Old bones are no match for young barbarism. The rush through the gate brushed me aside like a feather. I saw the tragi-comic parade go by, as I leaned against a supporting tree: the advance guard of clamorous urchins, the rail-bearers, the white-faced figure of Plooie, jolted aloft, bleeding but calm, self-forgetful, and still calling out reassurances to his wife; the jostling rabble, and upon the edge of it a frantic woman, clawing, sobbing, imploring. On they swept. I listened for the splash.
It did not come.
A lion had risen in the path. To be more accurate, a lioness. To my unsuccessful rôle of Horatius, a Horatia better fitted for the fray had succeeded, in the austere and superb person of Madame Rachel Pinckney Pemberton Tallafferr, aforetime of the sovereign State of Virginia.

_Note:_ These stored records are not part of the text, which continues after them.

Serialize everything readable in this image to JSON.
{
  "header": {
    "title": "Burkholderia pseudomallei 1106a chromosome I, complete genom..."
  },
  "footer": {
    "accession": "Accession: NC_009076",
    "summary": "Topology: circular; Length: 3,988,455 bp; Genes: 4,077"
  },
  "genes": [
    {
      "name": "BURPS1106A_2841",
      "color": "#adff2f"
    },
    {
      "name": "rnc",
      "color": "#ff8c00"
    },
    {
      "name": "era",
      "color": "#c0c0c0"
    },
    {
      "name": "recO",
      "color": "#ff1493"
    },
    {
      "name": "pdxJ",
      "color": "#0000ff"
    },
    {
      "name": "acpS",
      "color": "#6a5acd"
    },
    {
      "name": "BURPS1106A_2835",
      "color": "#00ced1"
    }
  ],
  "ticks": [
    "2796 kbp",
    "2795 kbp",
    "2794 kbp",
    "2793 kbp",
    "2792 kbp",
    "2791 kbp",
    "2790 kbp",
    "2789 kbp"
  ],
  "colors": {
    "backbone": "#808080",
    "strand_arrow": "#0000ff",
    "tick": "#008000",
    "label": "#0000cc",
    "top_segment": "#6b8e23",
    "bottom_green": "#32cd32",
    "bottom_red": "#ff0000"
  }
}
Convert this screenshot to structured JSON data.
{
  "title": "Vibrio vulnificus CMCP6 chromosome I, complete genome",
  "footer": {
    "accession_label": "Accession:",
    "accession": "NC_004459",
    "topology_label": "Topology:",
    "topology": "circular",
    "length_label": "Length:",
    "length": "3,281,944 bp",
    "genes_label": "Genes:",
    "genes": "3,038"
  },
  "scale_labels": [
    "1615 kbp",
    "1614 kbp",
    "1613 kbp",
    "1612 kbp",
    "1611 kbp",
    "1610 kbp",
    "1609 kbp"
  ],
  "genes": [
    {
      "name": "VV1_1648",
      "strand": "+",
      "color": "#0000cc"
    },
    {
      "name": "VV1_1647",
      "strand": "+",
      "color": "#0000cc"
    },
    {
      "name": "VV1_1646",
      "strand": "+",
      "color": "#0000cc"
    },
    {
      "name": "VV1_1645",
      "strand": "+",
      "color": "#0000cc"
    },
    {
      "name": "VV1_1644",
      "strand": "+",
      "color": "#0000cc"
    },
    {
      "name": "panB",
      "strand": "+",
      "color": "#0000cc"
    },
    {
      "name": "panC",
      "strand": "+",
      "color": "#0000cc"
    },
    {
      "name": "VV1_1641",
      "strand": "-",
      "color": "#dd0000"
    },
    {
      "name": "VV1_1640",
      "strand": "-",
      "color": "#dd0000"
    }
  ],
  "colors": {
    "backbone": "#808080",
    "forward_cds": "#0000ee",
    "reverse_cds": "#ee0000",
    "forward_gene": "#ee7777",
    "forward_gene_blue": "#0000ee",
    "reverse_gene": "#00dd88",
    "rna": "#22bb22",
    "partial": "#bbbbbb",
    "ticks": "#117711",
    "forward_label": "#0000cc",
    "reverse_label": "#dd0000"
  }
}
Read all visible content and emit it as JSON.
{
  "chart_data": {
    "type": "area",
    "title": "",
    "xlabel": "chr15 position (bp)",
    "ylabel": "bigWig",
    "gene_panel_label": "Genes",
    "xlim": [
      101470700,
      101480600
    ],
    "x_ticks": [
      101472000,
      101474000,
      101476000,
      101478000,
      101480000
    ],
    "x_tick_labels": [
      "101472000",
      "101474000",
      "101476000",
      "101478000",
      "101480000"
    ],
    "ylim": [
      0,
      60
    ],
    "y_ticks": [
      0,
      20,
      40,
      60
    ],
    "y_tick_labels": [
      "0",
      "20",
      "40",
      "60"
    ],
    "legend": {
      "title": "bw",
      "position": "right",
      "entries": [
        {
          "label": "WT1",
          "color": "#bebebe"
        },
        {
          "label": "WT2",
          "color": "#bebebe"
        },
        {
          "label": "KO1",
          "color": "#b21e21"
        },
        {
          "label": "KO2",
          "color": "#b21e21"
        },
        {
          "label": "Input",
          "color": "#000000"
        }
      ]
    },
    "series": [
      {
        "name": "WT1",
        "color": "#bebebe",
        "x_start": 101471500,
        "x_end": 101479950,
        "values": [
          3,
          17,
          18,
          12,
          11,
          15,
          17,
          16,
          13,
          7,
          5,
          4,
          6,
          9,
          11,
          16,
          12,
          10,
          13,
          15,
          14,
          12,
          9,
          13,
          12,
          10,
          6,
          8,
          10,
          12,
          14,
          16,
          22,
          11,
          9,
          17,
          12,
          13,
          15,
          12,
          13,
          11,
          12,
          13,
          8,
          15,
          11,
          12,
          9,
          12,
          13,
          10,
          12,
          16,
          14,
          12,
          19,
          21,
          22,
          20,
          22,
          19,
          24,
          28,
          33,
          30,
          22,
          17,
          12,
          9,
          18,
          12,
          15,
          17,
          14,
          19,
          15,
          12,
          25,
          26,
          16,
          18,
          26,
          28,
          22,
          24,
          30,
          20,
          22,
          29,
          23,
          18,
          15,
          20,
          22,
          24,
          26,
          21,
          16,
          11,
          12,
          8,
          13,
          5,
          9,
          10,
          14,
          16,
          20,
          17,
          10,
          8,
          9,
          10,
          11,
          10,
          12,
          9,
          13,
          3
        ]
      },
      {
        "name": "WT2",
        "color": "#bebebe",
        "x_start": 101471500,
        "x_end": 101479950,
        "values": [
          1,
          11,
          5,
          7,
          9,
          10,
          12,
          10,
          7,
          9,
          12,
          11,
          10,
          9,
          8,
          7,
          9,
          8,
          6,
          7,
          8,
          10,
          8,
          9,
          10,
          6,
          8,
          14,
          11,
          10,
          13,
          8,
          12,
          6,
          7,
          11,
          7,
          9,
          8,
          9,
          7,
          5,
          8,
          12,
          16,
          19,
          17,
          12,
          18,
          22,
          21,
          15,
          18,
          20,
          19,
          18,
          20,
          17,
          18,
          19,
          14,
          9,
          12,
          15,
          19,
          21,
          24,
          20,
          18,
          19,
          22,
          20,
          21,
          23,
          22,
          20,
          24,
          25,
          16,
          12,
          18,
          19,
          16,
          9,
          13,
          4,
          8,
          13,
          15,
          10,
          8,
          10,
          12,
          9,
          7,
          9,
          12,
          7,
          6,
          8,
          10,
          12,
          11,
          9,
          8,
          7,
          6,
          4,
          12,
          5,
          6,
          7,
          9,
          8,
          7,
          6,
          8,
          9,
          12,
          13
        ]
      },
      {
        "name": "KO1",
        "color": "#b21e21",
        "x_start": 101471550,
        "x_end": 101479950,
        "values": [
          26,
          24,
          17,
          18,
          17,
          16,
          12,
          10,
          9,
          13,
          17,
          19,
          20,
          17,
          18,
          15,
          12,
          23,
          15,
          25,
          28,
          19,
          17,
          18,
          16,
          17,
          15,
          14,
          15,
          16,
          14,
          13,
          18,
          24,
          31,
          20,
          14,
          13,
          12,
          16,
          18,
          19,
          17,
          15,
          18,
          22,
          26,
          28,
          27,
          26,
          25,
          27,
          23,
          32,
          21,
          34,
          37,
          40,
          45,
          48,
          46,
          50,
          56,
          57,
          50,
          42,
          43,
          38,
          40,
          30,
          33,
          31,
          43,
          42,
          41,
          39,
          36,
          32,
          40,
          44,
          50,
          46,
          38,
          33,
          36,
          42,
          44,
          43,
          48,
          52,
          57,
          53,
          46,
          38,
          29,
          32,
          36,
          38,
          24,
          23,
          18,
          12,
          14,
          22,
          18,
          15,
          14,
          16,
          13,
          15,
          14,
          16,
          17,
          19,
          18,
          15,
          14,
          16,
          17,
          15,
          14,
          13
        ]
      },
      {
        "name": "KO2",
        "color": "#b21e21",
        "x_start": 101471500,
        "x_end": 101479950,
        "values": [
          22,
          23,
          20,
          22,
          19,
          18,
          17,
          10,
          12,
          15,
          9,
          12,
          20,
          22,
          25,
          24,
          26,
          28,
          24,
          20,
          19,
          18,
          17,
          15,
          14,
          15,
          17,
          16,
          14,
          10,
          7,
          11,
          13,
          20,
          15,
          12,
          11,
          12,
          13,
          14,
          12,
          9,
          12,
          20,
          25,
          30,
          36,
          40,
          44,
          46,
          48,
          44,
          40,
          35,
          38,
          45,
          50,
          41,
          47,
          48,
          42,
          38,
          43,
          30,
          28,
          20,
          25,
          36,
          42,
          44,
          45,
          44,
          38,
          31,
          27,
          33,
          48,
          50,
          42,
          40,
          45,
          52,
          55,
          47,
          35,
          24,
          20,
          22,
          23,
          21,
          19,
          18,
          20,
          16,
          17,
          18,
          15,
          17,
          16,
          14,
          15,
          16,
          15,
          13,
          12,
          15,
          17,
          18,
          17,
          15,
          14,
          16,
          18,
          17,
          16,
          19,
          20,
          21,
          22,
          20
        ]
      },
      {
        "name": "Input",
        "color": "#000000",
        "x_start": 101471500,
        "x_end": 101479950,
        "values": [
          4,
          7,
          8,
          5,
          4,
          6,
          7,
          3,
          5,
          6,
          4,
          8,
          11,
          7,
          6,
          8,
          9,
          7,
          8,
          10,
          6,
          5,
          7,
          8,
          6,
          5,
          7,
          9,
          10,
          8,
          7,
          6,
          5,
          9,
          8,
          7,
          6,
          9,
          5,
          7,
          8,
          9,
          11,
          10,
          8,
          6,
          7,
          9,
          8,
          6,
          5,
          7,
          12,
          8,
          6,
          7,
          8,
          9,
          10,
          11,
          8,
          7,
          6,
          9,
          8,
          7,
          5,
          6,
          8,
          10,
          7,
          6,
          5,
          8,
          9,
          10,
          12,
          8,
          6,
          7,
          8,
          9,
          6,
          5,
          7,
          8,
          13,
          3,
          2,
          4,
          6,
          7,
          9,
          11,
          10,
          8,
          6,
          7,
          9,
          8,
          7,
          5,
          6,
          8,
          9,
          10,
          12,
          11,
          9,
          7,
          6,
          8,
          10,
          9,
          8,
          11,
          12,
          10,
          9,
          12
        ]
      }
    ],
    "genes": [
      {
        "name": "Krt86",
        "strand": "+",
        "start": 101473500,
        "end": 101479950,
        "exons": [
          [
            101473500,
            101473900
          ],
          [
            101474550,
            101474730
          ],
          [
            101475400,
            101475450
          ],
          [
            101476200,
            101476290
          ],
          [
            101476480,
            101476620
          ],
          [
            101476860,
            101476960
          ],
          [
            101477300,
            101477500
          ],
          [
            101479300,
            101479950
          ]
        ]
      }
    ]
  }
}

Where all my eloquence had failed, she checked that joyously anticipative rabble by the simple query, set in the chillest and most peremptory of aristocratic tones, as to what they were doing.
I like to think--the Bonnie Lassie says that I am flattering myself thereby--that it was the momentary halt caused by my abortive effort to hold the gate, which gave time for a greater than my humble self to intervene.
Madame Tallafferr, in the glory of black silk, the Pinckney lace, the Pemberton diamond, and accompanied by that fat relic of slavery, Black Sally, had been taking the air genteelly on a bench when the disturbance grated upon her sensitive ear.
"What is that rabble about, Sally?" she inquired.